Pointe-Noire : la gouvernance forestière, foncière et climatique au cœur d’une table ronde

La table ronde visait à mettre ensemble tous les acteurs œuvrant dans le secteur forestier, afin de réfléchir sur les propositions d’amélioration des mécanismes de gouvernance.

Au cours de cette activité, les acteurs de la société civile ont minutieusement examiné les termes de référence sur les initiatives climatiques et la gestion durable des forêts, tout en faisant un état des lieux de l’aménagement des forêts de la zone sud (département de la Lékoumou).
Les thèmes abordés ont convergé sur la gouvernance forestière et climatique, les défis et les opportunités, l’impact du règlement zéro, la place pour le secteur privé dans la gouvernance forestière et bien d’autres.

Dans son mot de circonstance, le coordonnateur national de la RPDH, Christian Mounzeo, a indiqué que cette activité revêt un caractère particulier et important, puisqu’elle permet aux acteurs de la société civile de faire un état des lieux des progrès enregistrés depuis un certain temps mais également d’identifier les défis rencontrés dans la mise en œuvre des initiatives de gouvernance climatique avant de soumettre cette interrogation à l’assistance. « Au-delà de ces défis, quelles sont les propositions, les suggestions et les recommandations que nous pouvons présenter aux décideurs, afin de les accompagner dans la mise en œuvre de ces initiatives de gouvernance climatique pour qu’elles soient respectueuses des droits des communautés locales qui vivent dans les forêts » ?

L’activité économique de la République du Congo repose sur l’exploitation des ressources naturelles et principalement sur la commercialisation du pétrole. Cependant, depuis une décennie la chute brutale des prix du pétrole a accentué la crise économique dans le pays, compte tenu de cette dépendance au pétrole.
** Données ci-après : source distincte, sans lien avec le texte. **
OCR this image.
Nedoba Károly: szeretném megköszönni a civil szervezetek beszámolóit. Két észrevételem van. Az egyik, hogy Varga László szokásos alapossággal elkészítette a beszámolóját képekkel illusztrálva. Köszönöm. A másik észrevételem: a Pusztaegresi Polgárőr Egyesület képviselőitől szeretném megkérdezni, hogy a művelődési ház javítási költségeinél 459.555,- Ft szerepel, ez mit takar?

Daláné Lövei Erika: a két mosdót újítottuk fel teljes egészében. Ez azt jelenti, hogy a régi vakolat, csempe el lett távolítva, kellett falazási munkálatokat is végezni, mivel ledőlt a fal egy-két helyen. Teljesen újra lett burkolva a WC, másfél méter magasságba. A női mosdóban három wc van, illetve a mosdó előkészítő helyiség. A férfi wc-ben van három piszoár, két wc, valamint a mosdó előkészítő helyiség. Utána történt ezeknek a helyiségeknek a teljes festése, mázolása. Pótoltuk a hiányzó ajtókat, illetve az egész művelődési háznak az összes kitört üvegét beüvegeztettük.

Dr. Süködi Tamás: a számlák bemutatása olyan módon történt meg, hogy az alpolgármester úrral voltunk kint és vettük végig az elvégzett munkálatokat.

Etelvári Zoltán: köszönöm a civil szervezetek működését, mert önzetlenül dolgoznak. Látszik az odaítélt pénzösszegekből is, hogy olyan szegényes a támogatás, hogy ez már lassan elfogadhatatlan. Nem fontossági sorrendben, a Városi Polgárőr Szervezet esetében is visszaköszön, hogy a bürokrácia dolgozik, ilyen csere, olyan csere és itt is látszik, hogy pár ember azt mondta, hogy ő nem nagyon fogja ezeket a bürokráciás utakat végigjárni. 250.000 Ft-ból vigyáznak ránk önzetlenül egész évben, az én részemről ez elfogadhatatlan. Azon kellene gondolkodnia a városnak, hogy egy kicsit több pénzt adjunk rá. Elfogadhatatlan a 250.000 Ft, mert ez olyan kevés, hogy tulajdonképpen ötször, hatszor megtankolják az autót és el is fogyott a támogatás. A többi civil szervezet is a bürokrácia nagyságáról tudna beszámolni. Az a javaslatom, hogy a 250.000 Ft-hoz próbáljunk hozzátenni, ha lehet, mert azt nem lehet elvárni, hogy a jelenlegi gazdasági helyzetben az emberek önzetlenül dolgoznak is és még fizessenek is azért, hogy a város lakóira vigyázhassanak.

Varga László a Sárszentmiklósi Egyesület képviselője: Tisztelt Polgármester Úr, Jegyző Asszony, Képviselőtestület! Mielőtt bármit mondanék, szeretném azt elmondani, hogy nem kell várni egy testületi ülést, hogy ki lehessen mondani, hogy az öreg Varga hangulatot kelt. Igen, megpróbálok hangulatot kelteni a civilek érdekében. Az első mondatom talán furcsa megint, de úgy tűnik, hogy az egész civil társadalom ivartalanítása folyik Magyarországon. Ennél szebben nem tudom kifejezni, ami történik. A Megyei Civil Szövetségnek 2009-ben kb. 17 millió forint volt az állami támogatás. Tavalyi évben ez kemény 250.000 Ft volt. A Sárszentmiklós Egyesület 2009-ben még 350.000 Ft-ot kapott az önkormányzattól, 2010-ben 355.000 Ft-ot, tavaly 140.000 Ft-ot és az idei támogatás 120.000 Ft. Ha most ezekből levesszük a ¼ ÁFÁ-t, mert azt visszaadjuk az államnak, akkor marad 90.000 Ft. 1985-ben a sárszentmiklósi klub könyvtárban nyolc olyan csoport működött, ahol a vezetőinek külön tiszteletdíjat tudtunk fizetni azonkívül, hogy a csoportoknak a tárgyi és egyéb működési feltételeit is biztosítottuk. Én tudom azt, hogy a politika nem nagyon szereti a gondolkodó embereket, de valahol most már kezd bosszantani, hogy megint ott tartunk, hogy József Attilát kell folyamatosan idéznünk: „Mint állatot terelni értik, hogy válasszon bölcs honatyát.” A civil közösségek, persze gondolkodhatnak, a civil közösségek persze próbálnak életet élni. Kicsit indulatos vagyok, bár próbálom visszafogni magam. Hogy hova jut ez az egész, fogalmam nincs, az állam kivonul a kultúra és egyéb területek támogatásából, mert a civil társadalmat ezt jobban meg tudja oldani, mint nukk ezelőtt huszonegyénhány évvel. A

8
Dans le souci de remédier à cette situation et répondre aux besoins de la population, le pays s’est engagé dans la voie de l’émergence d’ici à 2025 avec la politique de diversification économique et l’objectif de valoriser les secteurs non exploités ou moins explorés, en particulier le secteur forestier, deuxième ressource économique du pays, ayant un enjeu majeur en matière de changement climatique.

Mais pour les acteurs de la société civile, la gouvernance des ressources naturelles souffre encore du fait des processus d’attribution non planifiée de concessions forestières, minières, pétrolières, agro-industrielles et infrastructurelles, en particulier sur les terres coutumières avec pour conséquences des conflits d’usage et d’accaparement des terres, d’exclusion et de discrimination des femmes et la corruption.

La tenue de cette table ronde a permis aux uns et aux autres de mener une réflexion sur la gestion durable des forêts en lien avec les initiatives climatiques dans le but de concilier le projet d’une exploitation forestière à impact réduit et transparent et le respect des engagements nationaux et internationaux en faveur d’une meilleure gouvernance forestière et climatique.

En effet, en organisant cette table ronde, le RPDH et l’OCDH entendent contribuer au renforcement et à l’amélioration de la gouvernance foncière, climatique et foncière en République du Congo.

Cette activité avait entre autres objectifs de susciter une prise de conscience citoyenne dans le but d’inciter las parties prenantes à s’engager et à contribuer pleinement et effectivement à la gouvernance locale des forêts, de faire un état des lieux des progrès en matière de mise en œuvre des différents processus en cours sur la gouvernance forestière, climatique et foncière afin de partager les informations sur les nouveaux développements relatifs à ces processus.

Notons que cette table ronde s’est déroulée en présence de Marie Noëlle Ahoura, directrice départementale de la promotion des peuples autochtones à Pointe-Noire.